L'édito éco de Nicolas Barré, directeur de la rédaction des Echos. Bonjour Nicolas.

Des profits et des investissements en hausse, une dette en baisse : les indicateurs sur la santé des grandes entreprises françaises virent au vert. C’est une très bonne nouvelle : les bénéfices des groupes du CAC40 sont au plus haut depuis dix ans, près de 80 milliards d’euros l’an dernier. Ces grandes entreprises ont aussi fortement réduit leur endettement : elles ont effacé la crise de 2008 et sont même plus solides sur le plan financier, comme le montre une étude publiée aujourd’hui par les cabinets Ricol Lasteyrie et EY. Plus de bénéfices, moins de dette : ce sont les deux conditions clés qui permettent maintenant à ces entreprises de repartir de l’avant, d’investir, donc de créer des emplois.

On ne peut pas s’empêcher de rapprocher cette bonne santé avec les drames sociaux comme ce que vivent en ce moment les salariés de GM&S

Excellent cas d’école. L’équipementier GM&S, en très grande difficulté, a pour premier client le groupe PSA, groupe qui aujourd’hui se porte bien. Du coup, pour certains salariés de GM&S dont l’emploi est menacé, PSA est la cible idéale et ils bloquent une de ses usines en espérant ainsi faire pression. C’est vrai que PSA va beaucoup mieux aujourd’hui. Mais pourquoi ? Parce qu’il a restructuré son outil industriel et qu’il y a eu un gros effort des salariés sur l’organisation du travail, l’adaptation au carnet de commandes.

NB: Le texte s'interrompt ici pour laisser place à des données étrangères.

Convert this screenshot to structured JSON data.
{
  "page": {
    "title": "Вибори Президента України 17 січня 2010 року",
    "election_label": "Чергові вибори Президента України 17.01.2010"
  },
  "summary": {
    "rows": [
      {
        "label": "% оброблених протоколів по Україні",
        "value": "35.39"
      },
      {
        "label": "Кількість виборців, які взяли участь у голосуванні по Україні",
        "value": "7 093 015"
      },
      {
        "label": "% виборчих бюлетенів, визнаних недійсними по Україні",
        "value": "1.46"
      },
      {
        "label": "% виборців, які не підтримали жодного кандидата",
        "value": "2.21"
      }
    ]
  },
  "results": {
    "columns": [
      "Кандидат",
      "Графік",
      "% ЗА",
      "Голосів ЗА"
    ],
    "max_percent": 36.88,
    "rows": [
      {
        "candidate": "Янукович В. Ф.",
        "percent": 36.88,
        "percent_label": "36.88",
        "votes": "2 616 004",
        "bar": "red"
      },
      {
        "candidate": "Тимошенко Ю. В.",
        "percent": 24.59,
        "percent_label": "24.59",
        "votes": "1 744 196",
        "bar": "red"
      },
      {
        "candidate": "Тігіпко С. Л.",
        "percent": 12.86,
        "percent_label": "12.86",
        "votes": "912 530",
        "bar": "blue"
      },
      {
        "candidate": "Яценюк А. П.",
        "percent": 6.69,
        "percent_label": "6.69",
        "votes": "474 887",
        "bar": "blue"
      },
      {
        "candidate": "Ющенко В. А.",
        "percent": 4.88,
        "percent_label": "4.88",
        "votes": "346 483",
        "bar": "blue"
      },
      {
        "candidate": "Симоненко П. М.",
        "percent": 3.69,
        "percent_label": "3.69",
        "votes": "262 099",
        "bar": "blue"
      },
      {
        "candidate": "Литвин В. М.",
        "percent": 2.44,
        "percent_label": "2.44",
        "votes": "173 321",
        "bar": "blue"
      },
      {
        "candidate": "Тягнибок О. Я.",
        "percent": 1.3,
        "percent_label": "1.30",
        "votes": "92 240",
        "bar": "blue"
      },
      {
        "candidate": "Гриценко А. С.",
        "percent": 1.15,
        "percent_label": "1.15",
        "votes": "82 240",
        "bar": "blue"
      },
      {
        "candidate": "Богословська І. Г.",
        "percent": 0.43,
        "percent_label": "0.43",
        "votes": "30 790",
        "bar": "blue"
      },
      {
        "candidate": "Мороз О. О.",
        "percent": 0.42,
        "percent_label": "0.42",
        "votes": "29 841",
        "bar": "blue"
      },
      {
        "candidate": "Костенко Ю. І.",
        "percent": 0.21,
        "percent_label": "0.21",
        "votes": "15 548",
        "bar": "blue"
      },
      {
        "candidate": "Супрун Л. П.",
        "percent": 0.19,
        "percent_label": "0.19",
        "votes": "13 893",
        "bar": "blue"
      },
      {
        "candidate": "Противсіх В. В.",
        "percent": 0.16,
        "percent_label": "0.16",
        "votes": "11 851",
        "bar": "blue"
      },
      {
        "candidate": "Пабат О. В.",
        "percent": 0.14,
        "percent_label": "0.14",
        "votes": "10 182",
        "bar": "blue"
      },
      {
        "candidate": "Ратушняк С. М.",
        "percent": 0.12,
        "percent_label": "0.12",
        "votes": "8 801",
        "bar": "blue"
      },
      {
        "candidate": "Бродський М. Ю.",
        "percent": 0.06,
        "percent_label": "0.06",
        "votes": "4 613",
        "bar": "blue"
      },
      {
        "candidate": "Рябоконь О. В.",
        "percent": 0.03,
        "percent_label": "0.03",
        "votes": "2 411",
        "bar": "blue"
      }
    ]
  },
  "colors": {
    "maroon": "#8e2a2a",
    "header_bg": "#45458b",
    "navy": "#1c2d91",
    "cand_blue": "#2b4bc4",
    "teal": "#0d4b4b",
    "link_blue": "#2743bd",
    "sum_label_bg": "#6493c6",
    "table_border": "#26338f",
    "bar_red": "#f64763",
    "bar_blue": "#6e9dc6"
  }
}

Résultat : PSA dégage des profits, il réinvestit, il sort de nouveaux modèles. Et il a repris les embauches. La leçon est simple : si PSA se porte bien aujourd’hui, c’est parce qu’il a pris des décisions difficiles hier.

Reconnaissez que ce discours est difficile à entendre quand vous perdez votre emploi

Mais il faut comprendre que sans la restructuration menée il y a plus de trois ans, même un groupe de la taille de PSA aurait pu faire faillite. Si, à l’époque, comme le font aujourd’hui certains salariés de GM&S, tout avait été bloqué, des dizaines de milliers d’emplois auraient été perdus. PSA ne recruterait pas aujourd’hui parce qu’il aurait sombré. Cette pédagogie est difficile à faire. Mais elle est indispensable, surtout en phase de reprise économique où le contraste entre des entreprises restructurées qui repartent et d’autres en difficulté est plus grand que jamais.